Por Jaime García Chávez
Porqué no decirlo: me sorprendió gratamente la española Irene Vallejo Moreu con su laureado libro “El infinito en un junco”, en parte por la erudición que muestra, sin pedantería alguna, por el desenfado con el que está escrito y por esa mezcla de exponer temas difíciles y clásicos –empleo esta palabra en sentido amplio– con referencias a obras modernas.
Al lado de los clásicos griegos, uno puede encontrarse en la lectura de pronto una mención pertinente de “El gran Gatsby” o de Clint Eastwood, sin que esto sea puesto con calzador retórico o de referencias certeras a las obras de Proust, García Márquez, Monterroso o Marías. Conjeturo que aquí está el consejo de Italo Calvino: “Para leer los libros clásicos (cuya historia genética aborda Vallejo) hay que establecer desde dónde se les lee. De lo contrario, tanto el libro como el lector se pierden en una nube intemporal. Así pues, el máximo ‘rendimiento’ de la lectura de los clásicos lo obtiene quien sabe alternarla con una sabia dosificación de la lectura de actualidad”. Por estas veredas se desplazó nuestra autora, y no queda sino aplaudir el esfuerzo, la tarea.
Leí el texto en un tiempo adverso para mi salud y he de decir que, en parte, me sirvió de bálsamo; de paso me recordó a los médicos magos con que abre su monumental historia de los pensadores griegos el sabio Theodor Gompertz. Al final resultó en buena farmacia correr mis ojos sobre las páginas de Vallejo combinadas con tradol, pues en la añeja tradición en la que son figuras emblemáticas Hipócrates y Galeno y que hoy se pierde por el amor al dinero, para mí machacaron en sus enseñanzas que el médico también es filósofo.
El libro de Vallejo te atrapa desde la primera frase: “Misteriosos grupos de hombres a caballo recorren los caminos de Grecia”. Y de ahí corre ligera la lectura que, aparte de tratar con hondura su tema –la suerte de un junco descubierto y cultivado a las orillas del legendario Río Nilo y del hermético Egipto de los faraones– también narra la historia del descubrimiento del libro que llega hasta nuestros días, como poderoso instrumento de ilustración.
Ahí nos enteramos de los Ptolomeos que implantó el macedonio Alejandro en el viejo Egipto que dejaba atrás su esplendor.
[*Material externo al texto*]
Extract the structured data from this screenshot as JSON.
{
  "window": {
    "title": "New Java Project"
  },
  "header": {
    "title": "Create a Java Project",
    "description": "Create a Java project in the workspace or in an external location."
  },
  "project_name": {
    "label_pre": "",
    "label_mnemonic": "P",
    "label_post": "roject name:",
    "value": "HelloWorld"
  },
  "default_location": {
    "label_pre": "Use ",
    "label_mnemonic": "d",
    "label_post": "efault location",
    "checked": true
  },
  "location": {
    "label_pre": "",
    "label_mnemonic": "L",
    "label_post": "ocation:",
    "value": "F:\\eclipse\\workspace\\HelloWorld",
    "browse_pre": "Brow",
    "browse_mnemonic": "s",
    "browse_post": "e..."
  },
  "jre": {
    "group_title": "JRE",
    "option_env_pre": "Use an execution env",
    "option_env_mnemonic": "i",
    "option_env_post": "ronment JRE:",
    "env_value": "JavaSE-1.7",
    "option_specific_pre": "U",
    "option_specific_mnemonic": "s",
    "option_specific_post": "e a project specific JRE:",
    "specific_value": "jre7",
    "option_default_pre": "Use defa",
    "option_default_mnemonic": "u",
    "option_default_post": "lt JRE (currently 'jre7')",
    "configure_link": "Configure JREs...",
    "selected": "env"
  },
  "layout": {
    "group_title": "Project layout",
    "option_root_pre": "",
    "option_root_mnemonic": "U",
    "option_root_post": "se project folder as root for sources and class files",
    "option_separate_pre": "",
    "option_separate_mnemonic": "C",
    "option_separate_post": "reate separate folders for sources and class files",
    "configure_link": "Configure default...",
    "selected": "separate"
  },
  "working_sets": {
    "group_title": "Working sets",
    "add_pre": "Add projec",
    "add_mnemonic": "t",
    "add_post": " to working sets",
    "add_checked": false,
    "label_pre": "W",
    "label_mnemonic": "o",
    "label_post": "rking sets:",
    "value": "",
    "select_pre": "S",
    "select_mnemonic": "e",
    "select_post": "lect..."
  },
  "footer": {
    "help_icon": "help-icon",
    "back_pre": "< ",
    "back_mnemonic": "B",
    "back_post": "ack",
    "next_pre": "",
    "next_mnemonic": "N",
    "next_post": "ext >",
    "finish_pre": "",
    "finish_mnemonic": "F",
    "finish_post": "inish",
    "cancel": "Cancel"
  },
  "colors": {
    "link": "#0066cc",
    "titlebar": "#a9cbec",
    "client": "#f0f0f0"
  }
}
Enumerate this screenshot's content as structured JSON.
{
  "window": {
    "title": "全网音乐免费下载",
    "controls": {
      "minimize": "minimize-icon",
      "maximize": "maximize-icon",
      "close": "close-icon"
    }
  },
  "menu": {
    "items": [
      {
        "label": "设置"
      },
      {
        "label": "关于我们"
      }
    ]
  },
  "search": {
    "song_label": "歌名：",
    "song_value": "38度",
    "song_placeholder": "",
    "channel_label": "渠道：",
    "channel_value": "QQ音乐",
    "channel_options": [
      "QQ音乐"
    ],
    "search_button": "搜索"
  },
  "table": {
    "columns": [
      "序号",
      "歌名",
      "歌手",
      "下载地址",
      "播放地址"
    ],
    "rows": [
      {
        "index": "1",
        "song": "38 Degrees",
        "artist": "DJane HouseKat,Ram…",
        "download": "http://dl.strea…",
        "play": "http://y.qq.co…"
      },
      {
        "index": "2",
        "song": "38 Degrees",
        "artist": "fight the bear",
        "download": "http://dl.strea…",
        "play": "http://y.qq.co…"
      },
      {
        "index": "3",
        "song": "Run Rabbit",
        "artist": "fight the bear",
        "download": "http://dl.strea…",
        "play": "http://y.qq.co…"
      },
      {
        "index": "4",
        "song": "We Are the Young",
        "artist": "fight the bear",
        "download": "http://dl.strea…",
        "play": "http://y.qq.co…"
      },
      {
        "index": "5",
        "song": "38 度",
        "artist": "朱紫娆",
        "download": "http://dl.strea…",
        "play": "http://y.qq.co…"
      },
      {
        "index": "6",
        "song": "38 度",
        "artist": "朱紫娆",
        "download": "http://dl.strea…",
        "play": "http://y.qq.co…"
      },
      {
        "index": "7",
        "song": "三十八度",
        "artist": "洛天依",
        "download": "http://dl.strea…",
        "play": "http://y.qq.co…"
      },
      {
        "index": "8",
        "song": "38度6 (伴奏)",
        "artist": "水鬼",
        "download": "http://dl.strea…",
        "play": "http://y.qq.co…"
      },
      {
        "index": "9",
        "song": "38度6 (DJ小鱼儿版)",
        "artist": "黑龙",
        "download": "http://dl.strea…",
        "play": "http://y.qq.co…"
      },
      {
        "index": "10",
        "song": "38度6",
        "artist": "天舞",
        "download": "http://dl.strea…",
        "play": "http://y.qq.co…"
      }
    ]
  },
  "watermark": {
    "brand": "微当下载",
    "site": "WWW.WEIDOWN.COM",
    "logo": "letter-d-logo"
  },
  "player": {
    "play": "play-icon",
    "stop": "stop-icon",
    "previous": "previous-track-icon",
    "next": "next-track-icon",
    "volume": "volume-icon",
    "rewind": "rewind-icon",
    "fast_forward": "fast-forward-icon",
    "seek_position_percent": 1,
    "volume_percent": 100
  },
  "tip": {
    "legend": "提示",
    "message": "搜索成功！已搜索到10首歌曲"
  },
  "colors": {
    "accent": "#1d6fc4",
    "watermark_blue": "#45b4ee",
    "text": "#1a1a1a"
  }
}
El gran conquistador, discípulo de Aristóteles, en su alforja siempre cargó un ejemplar de “La Ilíada”, de Homero, el gran fundador, que es uno y muchos a la vez, como el Kapuściński del siglo veinte, que cargaba consigo las historias de Heródoto.
La autora, probablemente sin proponérselo, logró lo que otros buscándolo alcanzan con dificultad: interesar al gran público en la tradición de los clásicos griegos y todas las disciplinas que cultivaron, profundas unas, germinales muchas. Compartirán conmigo que hoy por hoy existe desinterés por los pensadores que estuvieron vigentes hace dos mil quinientos años y que en breve tiempo prácticamente marcaron la agenda de los tiempos, milenios, para decirlo rápido.
Alfred North Whitehead, por ejemplo, afirmó que el pensamiento occidental era sólo una serie de notas a pie de página de Platón, el indiscutible fundador del idealismo. Sea lo que sea de esta polémica, Vallejo parece advertirnos en su obra que “eso hubiera sido imposible sin el libro”, sin su prodigiosa y fecunda invención, la tarea de conservarlos contra todo tipo de impiedades, unas veces políticas, y otras producto de la defensa a muerte de dogmas religiosos, sin faltar la incuria y la pertinaz erosión, natural y biológica, a que se han visto expuestos rollos, páginas, papiros, pergaminos que transitaron por muchos mares y tierras para estar hoy a nuestro alcance, incluso con más facilidad que la que ofrece la tecnología digital, pues hoy es más fácil leer un papiro milenario que un archivo en Adobe de unos cuantos meses de haber sido creado. Así lo narra nuestra autora.
No guardo duda del valor de esta obra, y por eso recomiendo su imperiosa lectura. Por su juventud (nació en 1979), Vallejo dará mucho en el futuro, apenas comienza. Lo muestra la historia que hoy brinda de la invención de un instrumento que nació hace cinco milenios y que nos marcó para siempre. A la par del uso del algodón se descubren las propiedades de un junco, base de un material para plasmar el conocimiento mediante la escritura y prácticamente la apertura del infinito que es el pensamiento. Es la historia sobre la importante mercancía que fue el papiro en la cuenca cultural del Mediterráneo y muchos otros territorios aledaños.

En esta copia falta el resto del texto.